I’ve said it a few times recently (here and elsewhere) but it’s pretty narrow margins now with all the modern soft synths like Pigments, Hive, Phase Plant, Serum 2, and others that I can’t think of right now. You can get very similar results and do the same sort of sound design stuff with most of them.
At this point, I think it becomes more about usability and personal taste in the GUI and the workflow. Yes, there are differences in sound and they may have distinct character to some extent but you can basically get the same results with any of them. Regarding e.g. Phase Plant, it has such a love/hate interface and that can’t be avoided. I’ve tried to get used to it but I just can’t tolerate it. It becomes a spaghetti to me very quickly. That’s just me though, and clearly many others love that thing!
I would also add that there’s nothing wrong with having multiple tools that do similar things if it means you get variety and the differences in approach might inspire different outcomes. Sometimes you just ned a change of scenery to get you out of a block.
Regarding the CPU usage - they will definitely do work in that area. It’s very common to get a product feature-complete for launch and then do that sort of optimisation afterwards.
I agree, and hope so.
Just tried the demo for a bit and it hits between 25-30% cpu on my M4 Max on some outlier patches, which is definitely the most (almost double) of any plugin I’ve ever used up until now.
I guess there will be some optimisations down the line, because it seems fairly random which patches are hogs and which aren’t.
For me the most hungry patches are the ones that employ lots of fx, admittedly I’m on a quite old ryzen5 desktop but it’s 12 core so it should theoretically be able to handle what serum is throwing at it, it’s shame there isn’t a standalone version so we could see if it’s daw related or not, at the moment I’m having difficulty with some vst3 inside of live, specifically the korg stuff, it’s basically unusable unless I host it inside of blue cat patchwork…

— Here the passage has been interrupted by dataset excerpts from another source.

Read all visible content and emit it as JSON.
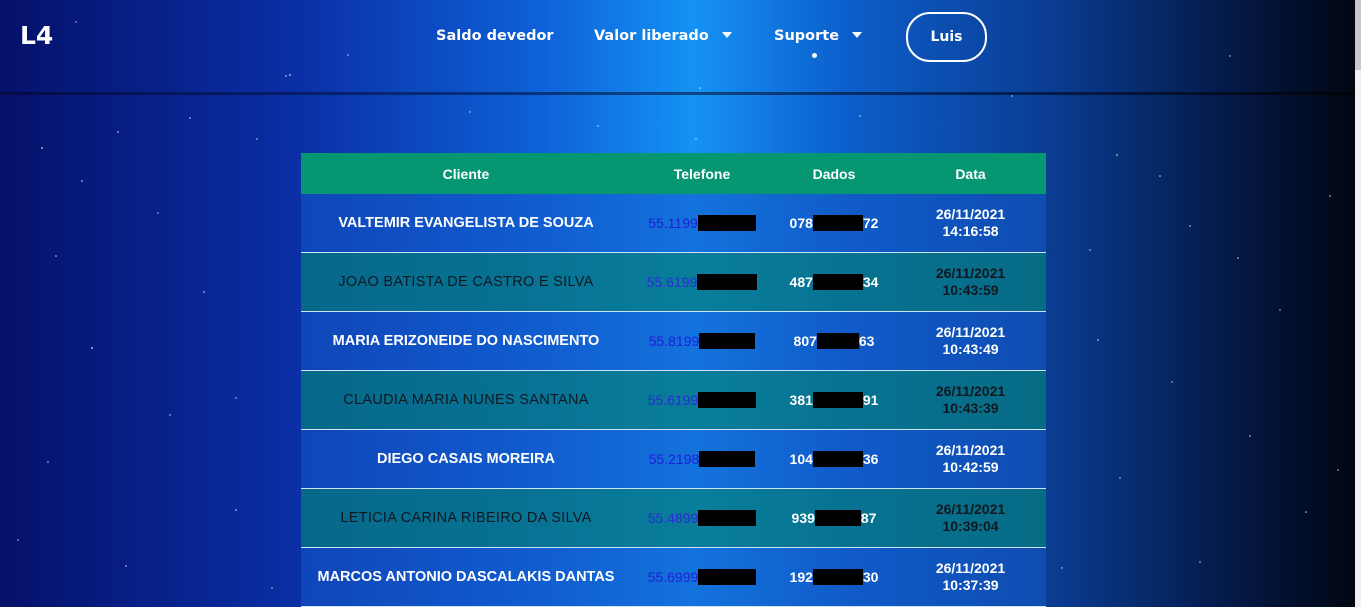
{
  "header": {
    "logo": "L4",
    "nav": {
      "saldo": "Saldo devedor",
      "valor": "Valor liberado",
      "suporte": "Suporte"
    },
    "user": "Luis"
  },
  "table": {
    "columns": [
      "Cliente",
      "Telefone",
      "Dados",
      "Data"
    ],
    "rows": [
      {
        "cliente": "VALTEMIR EVANGELISTA DE SOUZA",
        "tel": "55.1199",
        "dados_start": "078",
        "dados_end": "72",
        "date": "26/11/2021",
        "time": "14:16:58"
      },
      {
        "cliente": "JOAO BATISTA DE CASTRO E SILVA",
        "tel": "55.6199",
        "dados_start": "487",
        "dados_end": "34",
        "date": "26/11/2021",
        "time": "10:43:59"
      },
      {
        "cliente": "MARIA ERIZONEIDE DO NASCIMENTO",
        "tel": "55.8199",
        "dados_start": "807",
        "dados_end": "63",
        "date": "26/11/2021",
        "time": "10:43:49"
      },
      {
        "cliente": "CLAUDIA MARIA NUNES SANTANA",
        "tel": "55.6199",
        "dados_start": "381",
        "dados_end": "91",
        "date": "26/11/2021",
        "time": "10:43:39"
      },
      {
        "cliente": "DIEGO CASAIS MOREIRA",
        "tel": "55.2198",
        "dados_start": "104",
        "dados_end": "36",
        "date": "26/11/2021",
        "time": "10:42:59"
      },
      {
        "cliente": "LETICIA CARINA RIBEIRO DA SILVA",
        "tel": "55.4899",
        "dados_start": "939",
        "dados_end": "87",
        "date": "26/11/2021",
        "time": "10:39:04"
      },
      {
        "cliente": "MARCOS ANTONIO DASCALAKIS DANTAS",
        "tel": "55.6999",
        "dados_start": "192",
        "dados_end": "30",
        "date": "26/11/2021",
        "time": "10:37:39"
      }
    ]
  }
}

Oh yeah, it has a comprehensive fx section as well. Hadn’t really checked that out.
I’m sticking with Massive X for the moment though. I’m really gelling with its interface and workflow even though it might not be as comprehensive as some of its competitors.
Design 4 filters and morph through them is pretty sick. I rebuild a patch from dash glitch, where you switch the oscillator levels with mod remap and a macro scanning through the mod remap feature on the oscillator levels, and you can xmodulate the oscillators. While only sending one to the filter. Also mod remap on send fx bus to alter the send fx. Yes that sound got me to 40 percent cpu, but i can build a track around that patch
Optimizations are surly needed. And the question is if every patch needs that complexity, we are test driving it now. (But its a fun ride, and some things i would like to really use now from now on.)
But i thought i continue with Hive2 and wait what happens.
I just realised I can run patchwork in standalone, tried it with serum 2 with the exact same results, the patches that are worst for me are the factory arps, they’re glitchy as hell, luckily they’re something I have little use for so it’s no big deal to me, at least I know it’s not daw specific like the korg stuff…
Just ran Serum in Live, all oscillators used in a pad patch, plenty of FX, holding five-note chords, using Arpeggiator, lots of movement, never hit 20% (hovered around 16-18). Tried multiple patches, with similar results. I get roughly the same results using Falcon, running a Synth Anthology patch with plenty of FX and modulations, with unison creating 6-8 voices per patch, and then holding down a 3-5 note chord. Using M1 MacBook Pro. Will try it on my M4 Mac mini when I get home.